Мы поняли, что находимся на учебном поле, приспособленном для обучения новобранцев. Через несколько часов фольксштурмисты уехали. Но до вечера было еще много времени, и мы понимали, что опасность не миновала. Так оно и было. После обеда приехала новая группа. Эти уже занимались стрельбой фаустпатронами по расставленным щитам-мишеням. Инструктора показывали новичкам приемы стрельбы.

Руководитель всей этой команды, высокий гитлеровец с перетянутой талией, в фуражке с огромным козырьком, отошел в сторону от грохочущих взрывов фаустпатронов и прогуливался вдоль елочек, под которыми мы прятались.

Когда воинство уехало, Генка сказал:

— Здорово лупят эти их фаусты!

— Да, здорово, фауст по-немецки — это кулак. Кулак против танков. Заряд такой, что пробивает броню. Словом, штука эта мощная.

Перед наступлением сумерек я развернул карту. Нужно было идти на хутор — добывать продукты. Мы в буквальном смысле слова еле волочили ноги. Да и третьи сутки глаз не смыкали. Боль в ноге вроде притупилась.

Попасть на хутор нам следовало в первую половину ночи, пока не взошла луна.

НАМ ПЕКУТ ХЛЕБ

Когда наступили сумерки, мы покинули свое злополучное место и пошли дальше. Хотелось как-то доковылять до лесного массива, где можно более или менее надежно спрятаться, отдохнуть. От бессонницы и боли я основательно ослаб, Генка тоже устал со мной, но оба мы старались друг другу не показать этого.

Возле леса, немного левее от направления нашего пути, увидели огонек в окне — значит, близко хутор.

— Попробуем счастья? — спрашиваю у Генки.

— Давай, — с готовностью ответил он. Казалось, что Генка боялся, как бы я не передумал: ясно, пареньку тяжелее переносить голод, чем взрослому.

Хутор был не так близко, как казалось.

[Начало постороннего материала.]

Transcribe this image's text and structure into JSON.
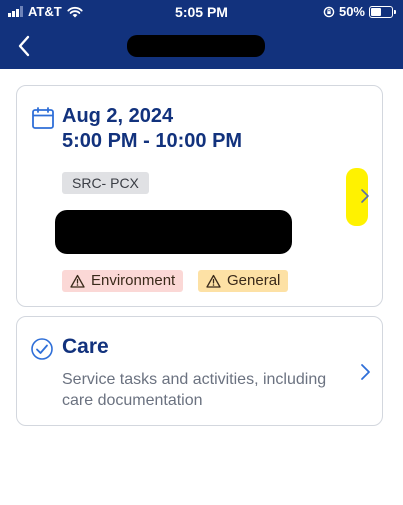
{
  "status_bar": {
    "carrier": "AT&T",
    "time": "5:05 PM",
    "battery": "50%",
    "battery_level": 0.5
  },
  "header": {
    "back_icon": "chevron-left-icon"
  },
  "shift_card": {
    "date": "Aug 2, 2024",
    "time_range": "5:00 PM - 10:00 PM",
    "code": "SRC- PCX",
    "tags": [
      {
        "label": "Environment",
        "icon": "warning-icon",
        "color": "#fbd8d6"
      },
      {
        "label": "General",
        "icon": "warning-icon",
        "color": "#fde1a5"
      }
    ]
  },
  "care_card": {
    "title": "Care",
    "description": "Service tasks and activities, including care documentation",
    "icon": "check-circle-icon"
  },
  "colors": {
    "header_bg": "#12327d",
    "accent": "#2f6fd8",
    "highlight": "#fff200"
  }
}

Пока подошли к нему, огонь погас.

Возле дома осмотрелись, постояли, прислушались: ничего подозрительного вроде нет. Дом маленький, старый, под одной крышей с гумном и сараем. Вокруг дома — несколько старых деревьев. Ни забора, ни ворот нет. Между хутором и лесом — еле заметная полевая дорога. Я поставил к стене свою палку, чтобы в случае чего руки не были заняты. Попробовал стать на больную ногу — она была как чужая, но, опираясь о стенку, подошел к крыльцу. Учуяв чужих, звонко залилась голосистая комнатная собачка. За дверью послышался шорох, щелкнул засов, и заскрипела дверь.

— Кто здесь? — спросила женщина, открыв дверь, но еще, видимо, не рассмотрев нас, ибо мы стояли прижавшись к стене.